My goal in this phase of the research is to understand
how the migrants see their hybrid social world, how living in the city shapes
their understanding of the countryside, what urban labor entails, and how
they feel about it. I anticipate that migrants will have strikingly
different understandings of household economics than, for instance, the patriarchs
who retain their wages. My ability to elicit such opinions will depend
at least partly on the amount of time I spend with each migrant and the circumstances
under which I conduct the interviews. It will not usually be possible
to arrive, do an interview, and leave quickly. Depending on my previous
relationship with each migrant, their work schedule, the attitude of their
host families (if any), the obligations of reciprocity we have already established,
and the willingness of the migrant herself or himself, total interview time
may take from a few hours to as long as a week.
A final period spent in the village will allow me to clear
up any questions raised by the interviews with the migrants, as well as return
news and gifts migrants will surely want me to deliver. All interviews
will be conducted in Tachelhit (the southern variety of Berber). I
do not have native fluency, but can ask direct questions and receive answers
with no trouble. I will seek help translating the recorded interviews
into English from a native Berber speaking university graduate with whom
I have worked before.
I hope to begin this period of research in late July 2003. This will
allow me to spend August and September in the village, the prime months when
migrants return for vacation so that I can make introductions and schedule
meetings later in the various cities where migrants work. Then in October
and early November I can travel to the various cities and tape interviews.
During late November and early December I will translate interviews with
my research assistant in Taroudant. By January I will be ready to move
to Ifrane and begin my teaching duties at al-Akhawayn.
My primary motivation in teaching is to have the opportunity
to engage Moroccan students and colleagues. I gave a presentation at
al-Akhawayn during summer session 2002 and found that Moroccan students and
professors asked incisive questions that helped me to think about my work
in new ways. While I have spent a great deal of time working with poor,
monolingual Berber speaking farmers, I have spent little time with Moroccan
urbanites and intellectuals. I am interested in teaching Moroccan university
students so that I can fathom their own concerns for the future of their
country and integrate these into my research agenda and scholarly presentations.
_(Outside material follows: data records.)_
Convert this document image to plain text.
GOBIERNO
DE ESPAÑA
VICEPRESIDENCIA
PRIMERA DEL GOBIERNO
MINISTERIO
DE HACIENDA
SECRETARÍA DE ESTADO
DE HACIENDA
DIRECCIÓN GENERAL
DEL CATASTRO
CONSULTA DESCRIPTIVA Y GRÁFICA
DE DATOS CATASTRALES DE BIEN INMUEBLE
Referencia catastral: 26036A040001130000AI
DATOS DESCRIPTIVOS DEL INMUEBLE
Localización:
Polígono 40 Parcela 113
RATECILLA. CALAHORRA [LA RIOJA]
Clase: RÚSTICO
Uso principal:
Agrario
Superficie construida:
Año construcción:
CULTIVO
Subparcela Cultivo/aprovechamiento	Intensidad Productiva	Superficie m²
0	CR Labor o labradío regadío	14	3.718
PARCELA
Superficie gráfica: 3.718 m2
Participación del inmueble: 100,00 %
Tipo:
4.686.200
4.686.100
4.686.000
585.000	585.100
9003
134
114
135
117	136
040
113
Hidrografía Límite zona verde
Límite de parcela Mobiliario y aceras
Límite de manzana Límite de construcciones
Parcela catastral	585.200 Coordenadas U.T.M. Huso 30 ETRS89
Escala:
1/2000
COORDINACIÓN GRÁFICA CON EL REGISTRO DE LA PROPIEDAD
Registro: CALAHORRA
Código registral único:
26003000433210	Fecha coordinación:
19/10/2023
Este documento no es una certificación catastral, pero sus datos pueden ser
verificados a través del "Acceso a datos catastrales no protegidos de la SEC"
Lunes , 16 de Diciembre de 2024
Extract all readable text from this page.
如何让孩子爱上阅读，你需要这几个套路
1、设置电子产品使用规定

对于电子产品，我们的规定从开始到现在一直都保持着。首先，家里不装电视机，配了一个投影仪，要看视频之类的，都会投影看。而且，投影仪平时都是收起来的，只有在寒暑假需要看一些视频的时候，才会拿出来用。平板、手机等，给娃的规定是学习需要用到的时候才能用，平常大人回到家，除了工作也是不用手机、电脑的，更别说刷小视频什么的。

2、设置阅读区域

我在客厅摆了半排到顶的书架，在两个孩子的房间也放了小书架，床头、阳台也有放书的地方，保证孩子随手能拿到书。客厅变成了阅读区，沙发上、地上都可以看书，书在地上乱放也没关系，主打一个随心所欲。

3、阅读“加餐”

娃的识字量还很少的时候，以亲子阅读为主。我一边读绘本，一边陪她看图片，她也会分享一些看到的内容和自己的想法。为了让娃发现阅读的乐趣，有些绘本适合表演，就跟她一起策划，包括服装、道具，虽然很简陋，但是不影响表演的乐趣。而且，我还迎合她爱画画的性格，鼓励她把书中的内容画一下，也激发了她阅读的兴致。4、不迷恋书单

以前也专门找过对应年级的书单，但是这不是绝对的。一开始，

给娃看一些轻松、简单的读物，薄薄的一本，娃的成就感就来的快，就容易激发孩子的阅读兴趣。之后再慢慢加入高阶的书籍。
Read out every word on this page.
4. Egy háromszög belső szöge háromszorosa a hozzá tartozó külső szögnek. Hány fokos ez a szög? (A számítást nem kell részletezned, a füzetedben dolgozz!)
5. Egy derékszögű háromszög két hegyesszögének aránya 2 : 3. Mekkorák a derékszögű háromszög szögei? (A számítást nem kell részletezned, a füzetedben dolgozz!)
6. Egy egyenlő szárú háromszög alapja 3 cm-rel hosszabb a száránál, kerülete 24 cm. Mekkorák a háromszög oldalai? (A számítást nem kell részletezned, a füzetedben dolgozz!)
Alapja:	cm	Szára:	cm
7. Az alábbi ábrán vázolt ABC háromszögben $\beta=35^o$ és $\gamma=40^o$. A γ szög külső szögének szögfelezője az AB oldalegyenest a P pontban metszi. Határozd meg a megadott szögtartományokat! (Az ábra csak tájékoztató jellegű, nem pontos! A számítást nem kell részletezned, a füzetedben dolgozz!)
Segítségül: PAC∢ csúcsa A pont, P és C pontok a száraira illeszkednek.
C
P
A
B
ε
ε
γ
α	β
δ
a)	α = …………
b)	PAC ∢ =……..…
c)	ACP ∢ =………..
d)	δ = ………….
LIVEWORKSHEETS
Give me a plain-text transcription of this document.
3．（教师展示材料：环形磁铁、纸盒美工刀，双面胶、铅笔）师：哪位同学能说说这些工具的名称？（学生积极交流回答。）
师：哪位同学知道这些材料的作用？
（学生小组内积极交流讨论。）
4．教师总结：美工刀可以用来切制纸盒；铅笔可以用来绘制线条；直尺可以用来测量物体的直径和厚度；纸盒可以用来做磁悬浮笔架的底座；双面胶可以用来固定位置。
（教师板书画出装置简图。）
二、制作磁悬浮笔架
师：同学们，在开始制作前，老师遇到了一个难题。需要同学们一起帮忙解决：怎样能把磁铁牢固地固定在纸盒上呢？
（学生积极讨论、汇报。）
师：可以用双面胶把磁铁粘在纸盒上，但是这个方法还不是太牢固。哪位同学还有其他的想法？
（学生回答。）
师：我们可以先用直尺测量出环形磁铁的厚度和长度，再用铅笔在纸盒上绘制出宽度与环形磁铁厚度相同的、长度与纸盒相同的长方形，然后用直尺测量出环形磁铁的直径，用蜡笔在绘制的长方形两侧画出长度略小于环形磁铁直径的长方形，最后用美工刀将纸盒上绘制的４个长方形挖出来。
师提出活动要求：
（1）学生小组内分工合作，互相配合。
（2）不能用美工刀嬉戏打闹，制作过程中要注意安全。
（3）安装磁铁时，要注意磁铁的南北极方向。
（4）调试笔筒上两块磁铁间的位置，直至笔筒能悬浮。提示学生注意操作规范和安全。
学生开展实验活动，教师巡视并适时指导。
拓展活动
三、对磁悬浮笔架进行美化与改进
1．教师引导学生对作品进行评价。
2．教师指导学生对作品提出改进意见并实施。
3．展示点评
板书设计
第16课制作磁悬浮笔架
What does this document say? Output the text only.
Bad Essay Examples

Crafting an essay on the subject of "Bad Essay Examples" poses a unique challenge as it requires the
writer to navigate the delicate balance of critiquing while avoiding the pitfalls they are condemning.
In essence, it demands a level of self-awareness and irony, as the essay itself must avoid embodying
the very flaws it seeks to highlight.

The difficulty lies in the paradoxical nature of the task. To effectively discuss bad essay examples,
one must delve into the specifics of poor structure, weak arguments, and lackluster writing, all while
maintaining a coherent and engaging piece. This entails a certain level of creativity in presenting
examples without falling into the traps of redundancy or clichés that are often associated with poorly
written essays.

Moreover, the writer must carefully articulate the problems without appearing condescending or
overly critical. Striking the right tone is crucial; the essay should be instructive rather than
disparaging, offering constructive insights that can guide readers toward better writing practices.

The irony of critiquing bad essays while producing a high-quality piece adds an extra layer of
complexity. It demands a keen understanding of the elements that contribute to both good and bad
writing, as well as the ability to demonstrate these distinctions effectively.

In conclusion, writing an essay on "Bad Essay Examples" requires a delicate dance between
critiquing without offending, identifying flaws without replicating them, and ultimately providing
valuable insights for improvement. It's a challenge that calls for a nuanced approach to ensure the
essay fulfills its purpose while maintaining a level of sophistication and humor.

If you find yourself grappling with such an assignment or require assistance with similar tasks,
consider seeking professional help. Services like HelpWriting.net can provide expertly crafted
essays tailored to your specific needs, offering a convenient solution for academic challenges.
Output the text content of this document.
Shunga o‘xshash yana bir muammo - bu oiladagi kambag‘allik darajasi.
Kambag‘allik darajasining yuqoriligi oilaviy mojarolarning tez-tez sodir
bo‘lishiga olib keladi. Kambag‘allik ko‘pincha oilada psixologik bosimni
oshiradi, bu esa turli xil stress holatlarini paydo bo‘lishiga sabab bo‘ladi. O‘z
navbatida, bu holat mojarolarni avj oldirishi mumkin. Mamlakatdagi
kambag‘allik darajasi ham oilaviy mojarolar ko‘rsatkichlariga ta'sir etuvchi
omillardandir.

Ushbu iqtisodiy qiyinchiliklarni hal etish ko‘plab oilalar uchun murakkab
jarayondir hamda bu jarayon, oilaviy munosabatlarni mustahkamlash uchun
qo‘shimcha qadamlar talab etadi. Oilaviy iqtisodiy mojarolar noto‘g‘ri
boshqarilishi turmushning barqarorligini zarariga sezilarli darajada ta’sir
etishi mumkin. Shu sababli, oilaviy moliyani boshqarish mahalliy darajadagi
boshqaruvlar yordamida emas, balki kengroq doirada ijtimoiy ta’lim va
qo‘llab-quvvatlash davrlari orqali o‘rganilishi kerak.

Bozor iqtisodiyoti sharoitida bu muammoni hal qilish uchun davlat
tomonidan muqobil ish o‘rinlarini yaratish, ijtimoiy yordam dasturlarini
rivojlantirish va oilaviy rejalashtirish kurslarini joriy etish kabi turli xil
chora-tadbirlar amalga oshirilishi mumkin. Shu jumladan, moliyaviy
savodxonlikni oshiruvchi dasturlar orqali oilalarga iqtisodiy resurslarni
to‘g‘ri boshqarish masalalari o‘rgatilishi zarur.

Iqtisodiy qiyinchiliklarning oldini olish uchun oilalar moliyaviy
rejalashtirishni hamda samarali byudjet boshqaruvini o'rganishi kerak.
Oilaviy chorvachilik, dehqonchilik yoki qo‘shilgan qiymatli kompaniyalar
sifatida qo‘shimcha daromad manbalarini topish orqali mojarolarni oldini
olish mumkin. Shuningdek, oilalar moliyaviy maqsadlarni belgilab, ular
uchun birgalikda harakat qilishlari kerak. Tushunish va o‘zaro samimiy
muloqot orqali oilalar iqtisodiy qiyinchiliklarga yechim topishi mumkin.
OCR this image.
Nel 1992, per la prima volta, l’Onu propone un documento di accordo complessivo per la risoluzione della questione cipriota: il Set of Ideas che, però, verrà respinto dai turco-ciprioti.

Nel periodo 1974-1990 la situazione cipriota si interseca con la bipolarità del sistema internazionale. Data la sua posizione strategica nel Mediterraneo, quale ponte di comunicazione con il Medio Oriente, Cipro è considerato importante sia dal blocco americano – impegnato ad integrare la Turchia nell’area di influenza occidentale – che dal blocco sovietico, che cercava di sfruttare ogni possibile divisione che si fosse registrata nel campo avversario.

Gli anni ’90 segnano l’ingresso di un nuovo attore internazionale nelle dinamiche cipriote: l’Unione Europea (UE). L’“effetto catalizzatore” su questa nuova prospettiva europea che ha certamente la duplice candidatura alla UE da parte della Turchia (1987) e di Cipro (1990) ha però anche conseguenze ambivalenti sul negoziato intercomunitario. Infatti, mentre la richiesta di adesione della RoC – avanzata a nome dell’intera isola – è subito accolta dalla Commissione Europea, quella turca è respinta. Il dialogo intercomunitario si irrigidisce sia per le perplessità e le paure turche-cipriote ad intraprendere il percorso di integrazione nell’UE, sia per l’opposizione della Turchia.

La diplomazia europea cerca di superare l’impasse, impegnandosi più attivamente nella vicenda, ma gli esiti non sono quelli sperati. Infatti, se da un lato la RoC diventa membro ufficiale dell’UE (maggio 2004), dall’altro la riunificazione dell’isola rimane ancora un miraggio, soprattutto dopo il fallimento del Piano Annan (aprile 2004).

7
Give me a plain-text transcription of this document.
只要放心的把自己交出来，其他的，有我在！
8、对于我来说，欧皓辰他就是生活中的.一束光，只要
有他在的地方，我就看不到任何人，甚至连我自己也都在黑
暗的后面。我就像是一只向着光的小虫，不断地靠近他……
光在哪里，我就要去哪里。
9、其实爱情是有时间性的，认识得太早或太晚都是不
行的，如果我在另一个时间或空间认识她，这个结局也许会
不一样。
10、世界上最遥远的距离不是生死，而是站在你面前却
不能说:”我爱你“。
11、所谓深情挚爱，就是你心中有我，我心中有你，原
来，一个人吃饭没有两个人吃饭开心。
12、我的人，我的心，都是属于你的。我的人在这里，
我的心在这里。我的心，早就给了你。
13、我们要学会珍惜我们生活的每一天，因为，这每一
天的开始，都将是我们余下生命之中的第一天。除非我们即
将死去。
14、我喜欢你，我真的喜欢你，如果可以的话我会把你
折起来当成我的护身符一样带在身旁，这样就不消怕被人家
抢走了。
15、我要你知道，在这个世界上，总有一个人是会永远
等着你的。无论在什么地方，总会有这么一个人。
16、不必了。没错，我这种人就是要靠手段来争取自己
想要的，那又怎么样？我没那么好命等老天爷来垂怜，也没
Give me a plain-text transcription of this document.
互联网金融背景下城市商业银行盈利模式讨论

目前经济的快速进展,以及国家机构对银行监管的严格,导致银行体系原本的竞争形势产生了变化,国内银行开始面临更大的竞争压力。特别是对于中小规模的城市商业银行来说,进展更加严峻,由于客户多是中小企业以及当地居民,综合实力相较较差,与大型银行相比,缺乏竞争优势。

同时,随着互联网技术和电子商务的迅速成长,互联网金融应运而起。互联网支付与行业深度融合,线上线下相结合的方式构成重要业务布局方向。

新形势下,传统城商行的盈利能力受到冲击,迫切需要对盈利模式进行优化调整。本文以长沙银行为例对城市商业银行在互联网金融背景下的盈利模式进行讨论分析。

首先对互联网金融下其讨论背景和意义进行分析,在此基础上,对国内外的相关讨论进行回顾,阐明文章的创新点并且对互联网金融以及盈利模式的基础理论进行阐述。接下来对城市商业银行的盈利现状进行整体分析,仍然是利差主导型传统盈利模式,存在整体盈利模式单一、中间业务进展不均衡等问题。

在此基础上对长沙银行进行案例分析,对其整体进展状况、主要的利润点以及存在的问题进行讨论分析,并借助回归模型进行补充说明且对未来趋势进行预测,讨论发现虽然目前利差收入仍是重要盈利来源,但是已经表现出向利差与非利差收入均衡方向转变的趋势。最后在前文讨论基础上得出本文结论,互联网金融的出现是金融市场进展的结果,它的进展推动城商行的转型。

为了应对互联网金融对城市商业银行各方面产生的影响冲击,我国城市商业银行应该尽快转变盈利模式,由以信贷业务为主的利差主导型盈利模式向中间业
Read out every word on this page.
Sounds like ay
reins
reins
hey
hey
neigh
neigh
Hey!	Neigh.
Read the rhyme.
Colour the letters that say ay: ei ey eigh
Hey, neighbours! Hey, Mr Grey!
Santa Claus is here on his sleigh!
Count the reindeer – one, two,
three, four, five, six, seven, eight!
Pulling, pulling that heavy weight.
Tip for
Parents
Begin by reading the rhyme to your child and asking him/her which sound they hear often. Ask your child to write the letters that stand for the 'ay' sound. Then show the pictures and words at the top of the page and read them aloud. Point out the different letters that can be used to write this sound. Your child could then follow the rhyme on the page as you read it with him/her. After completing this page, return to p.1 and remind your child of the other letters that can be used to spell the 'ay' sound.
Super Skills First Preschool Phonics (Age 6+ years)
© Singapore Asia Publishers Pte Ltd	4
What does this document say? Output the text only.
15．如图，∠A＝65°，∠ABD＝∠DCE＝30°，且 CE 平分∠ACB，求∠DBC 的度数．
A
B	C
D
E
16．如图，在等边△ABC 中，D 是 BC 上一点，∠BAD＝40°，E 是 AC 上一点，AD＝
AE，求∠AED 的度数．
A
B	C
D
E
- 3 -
I believe that many in Morocco share my interest in cultural diversity, migration,
labor economics, and the broad theme of inequality.
In discussion with professors and administrators at al-Akhawayn,
it was decided that it would work best if I taught courses already in the
curricula rather than create my own listings. I have chosen “Introduction
to Anthropology,” which I have taught several times at the University of
California, Santa Barbara, and a course called “Comparative Cultural Systems,”
which I will take over from Professor John Shoup and add some of my own material.
I have always received excellent teaching evaluations and have won several
teaching awards. I look forward to the challenge of adapting my pedagogical
materials and style for a Moroccan audience, and to engaging the next generation
of Morocco’s leaders on issues of importance to Morocco.